If so, i have done it already. My problem lies at the DH exchange part, somehow the key object generated by java's agreement object isn't usable in conquer's context. by unusable, i mean that the decryption result is unexpected.

Korvacs · 12/28/2010, 03:17

The IV's should be set to be like this:

Code:

ClientCrypt.Cryptor.EncryptIV = ServerCrypt.Cryptor.DecryptIV = ServerCrypt.ServerPacket.ClientIV;
ClientCrypt.Cryptor.DecryptIV = ServerCrypt.Cryptor.EncryptIV = ServerCrypt.ServerPacket.ServerIV;

You might want to try doing the same for yours aswell (yours are currently the reverse...of sorts), if that doesnt solve the problem can you supply a snippet of your cipher initialisation.

shitboi · 12/28/2010, 10:14

Quote:
Originally Posted by Korvacs
The IV's should be set to be like this:
Code:
ClientCrypt.Cryptor.EncryptIV = ServerCrypt.Cryptor.DecryptIV = ServerCrypt.ServerPacket.ClientIV;
ClientCrypt.Cryptor.DecryptIV = ServerCrypt.Cryptor.EncryptIV = ServerCrypt.ServerPacket.ServerIV;
You might want to try doing the same for yours aswell (yours are currently the reverse...of sorts), if that doesnt solve the problem can you supply a snippet of your cipher initialisation.

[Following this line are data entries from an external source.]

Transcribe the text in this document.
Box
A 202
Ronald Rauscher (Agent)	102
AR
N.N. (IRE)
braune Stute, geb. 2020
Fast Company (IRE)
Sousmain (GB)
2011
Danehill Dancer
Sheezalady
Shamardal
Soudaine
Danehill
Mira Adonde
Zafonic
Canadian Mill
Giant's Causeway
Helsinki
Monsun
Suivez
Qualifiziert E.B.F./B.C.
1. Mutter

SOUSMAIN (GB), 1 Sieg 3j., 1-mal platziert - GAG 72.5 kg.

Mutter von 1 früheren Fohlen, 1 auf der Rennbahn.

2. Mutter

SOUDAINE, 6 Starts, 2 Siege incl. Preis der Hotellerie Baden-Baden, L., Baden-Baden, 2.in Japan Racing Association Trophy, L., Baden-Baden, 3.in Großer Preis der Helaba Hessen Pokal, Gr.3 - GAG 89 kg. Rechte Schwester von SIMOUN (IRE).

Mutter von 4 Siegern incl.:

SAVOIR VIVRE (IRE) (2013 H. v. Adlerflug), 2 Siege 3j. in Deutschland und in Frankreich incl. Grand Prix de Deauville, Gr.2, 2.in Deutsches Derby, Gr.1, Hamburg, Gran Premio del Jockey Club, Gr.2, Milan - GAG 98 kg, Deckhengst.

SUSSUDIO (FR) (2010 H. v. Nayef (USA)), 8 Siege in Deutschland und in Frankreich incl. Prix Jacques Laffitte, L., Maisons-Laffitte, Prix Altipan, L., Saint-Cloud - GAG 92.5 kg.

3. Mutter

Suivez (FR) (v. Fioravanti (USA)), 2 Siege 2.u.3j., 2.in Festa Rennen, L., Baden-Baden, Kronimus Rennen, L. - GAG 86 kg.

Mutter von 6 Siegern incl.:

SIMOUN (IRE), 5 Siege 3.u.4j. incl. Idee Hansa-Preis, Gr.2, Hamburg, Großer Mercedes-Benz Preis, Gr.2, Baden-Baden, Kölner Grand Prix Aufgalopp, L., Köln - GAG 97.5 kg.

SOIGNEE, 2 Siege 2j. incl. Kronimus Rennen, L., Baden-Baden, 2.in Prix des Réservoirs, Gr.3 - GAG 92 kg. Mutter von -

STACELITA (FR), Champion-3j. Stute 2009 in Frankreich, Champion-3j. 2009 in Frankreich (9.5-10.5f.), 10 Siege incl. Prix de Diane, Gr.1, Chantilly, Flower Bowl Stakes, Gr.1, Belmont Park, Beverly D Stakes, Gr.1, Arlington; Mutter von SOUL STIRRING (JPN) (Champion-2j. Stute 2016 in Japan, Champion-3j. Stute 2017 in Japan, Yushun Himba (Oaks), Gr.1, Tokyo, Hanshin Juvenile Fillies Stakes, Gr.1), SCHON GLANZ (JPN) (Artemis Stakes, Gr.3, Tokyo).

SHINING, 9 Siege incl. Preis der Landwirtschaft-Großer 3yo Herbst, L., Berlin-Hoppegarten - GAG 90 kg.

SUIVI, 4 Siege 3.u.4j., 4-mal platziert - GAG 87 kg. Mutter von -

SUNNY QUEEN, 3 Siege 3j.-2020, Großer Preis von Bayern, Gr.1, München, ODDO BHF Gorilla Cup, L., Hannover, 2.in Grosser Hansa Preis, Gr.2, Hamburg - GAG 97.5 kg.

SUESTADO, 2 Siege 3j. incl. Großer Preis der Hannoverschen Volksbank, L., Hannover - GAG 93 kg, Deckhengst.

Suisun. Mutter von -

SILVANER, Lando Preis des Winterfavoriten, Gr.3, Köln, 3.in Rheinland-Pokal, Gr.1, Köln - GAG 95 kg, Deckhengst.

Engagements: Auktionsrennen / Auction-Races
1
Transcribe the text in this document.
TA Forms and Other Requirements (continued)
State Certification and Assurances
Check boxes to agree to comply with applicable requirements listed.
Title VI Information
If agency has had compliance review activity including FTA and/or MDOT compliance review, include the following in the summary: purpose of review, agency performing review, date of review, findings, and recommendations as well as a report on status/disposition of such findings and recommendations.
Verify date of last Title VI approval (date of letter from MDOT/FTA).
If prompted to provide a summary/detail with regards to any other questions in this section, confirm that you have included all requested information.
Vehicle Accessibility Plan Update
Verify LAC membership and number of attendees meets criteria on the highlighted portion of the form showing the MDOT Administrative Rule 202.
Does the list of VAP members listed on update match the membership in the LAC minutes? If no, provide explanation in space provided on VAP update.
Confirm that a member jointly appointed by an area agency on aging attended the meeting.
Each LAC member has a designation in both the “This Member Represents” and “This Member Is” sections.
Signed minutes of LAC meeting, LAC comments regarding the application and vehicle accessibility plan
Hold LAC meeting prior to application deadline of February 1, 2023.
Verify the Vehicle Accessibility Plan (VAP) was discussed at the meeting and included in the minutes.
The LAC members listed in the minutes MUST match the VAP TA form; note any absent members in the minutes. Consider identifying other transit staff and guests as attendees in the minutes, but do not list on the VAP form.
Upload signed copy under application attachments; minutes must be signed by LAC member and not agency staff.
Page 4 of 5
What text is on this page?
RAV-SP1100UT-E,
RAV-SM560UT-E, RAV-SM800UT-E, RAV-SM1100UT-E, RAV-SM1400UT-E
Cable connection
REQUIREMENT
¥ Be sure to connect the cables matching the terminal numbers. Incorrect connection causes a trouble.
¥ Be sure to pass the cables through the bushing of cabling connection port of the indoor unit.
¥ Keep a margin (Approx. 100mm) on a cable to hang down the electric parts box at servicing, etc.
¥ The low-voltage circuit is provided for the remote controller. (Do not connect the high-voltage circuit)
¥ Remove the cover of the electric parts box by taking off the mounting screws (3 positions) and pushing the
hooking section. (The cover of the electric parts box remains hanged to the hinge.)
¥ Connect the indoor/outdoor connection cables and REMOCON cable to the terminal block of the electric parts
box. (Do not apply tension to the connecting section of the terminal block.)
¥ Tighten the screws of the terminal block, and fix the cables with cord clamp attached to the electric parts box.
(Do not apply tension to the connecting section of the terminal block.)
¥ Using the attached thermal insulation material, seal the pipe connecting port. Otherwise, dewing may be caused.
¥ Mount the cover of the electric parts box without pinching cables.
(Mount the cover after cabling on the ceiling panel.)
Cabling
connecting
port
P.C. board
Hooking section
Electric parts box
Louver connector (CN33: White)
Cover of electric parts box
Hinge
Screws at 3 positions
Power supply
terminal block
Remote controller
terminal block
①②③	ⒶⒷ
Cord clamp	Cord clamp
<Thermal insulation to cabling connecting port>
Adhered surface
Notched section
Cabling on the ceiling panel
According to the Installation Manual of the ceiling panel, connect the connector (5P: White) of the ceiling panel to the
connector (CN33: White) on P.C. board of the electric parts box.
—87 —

yeah... i have set the IV properly. I just happened to have a weird architecture(poor planing) that might be confusing to you. However

my ClientHandlerEncryptIV corresponds to your ClientCrypt.Cryptor.EncryptIV,
and ServerHandlerDecryptIV corresponds to ServerCrypt.Cryptor.DecryptIV. With this i know my IVs are set correctly.

I just did a test. If i pause my proxy after relaying first packet from server, and perform a byte array search on conquer.exe using CheatEngine. i can only find my clientIV, but i cannot find the serverIV at all. I am guessing using the address of clientIV to read in an array of 16bytes, it should contain both clientIV and serverIV. If what i guessed is true, then the serverIV i have obtained is different from the one client has obtained.

I am not sure if you have that problem. I am just doing some really wild tests here and there hoping to find the cause of my problem.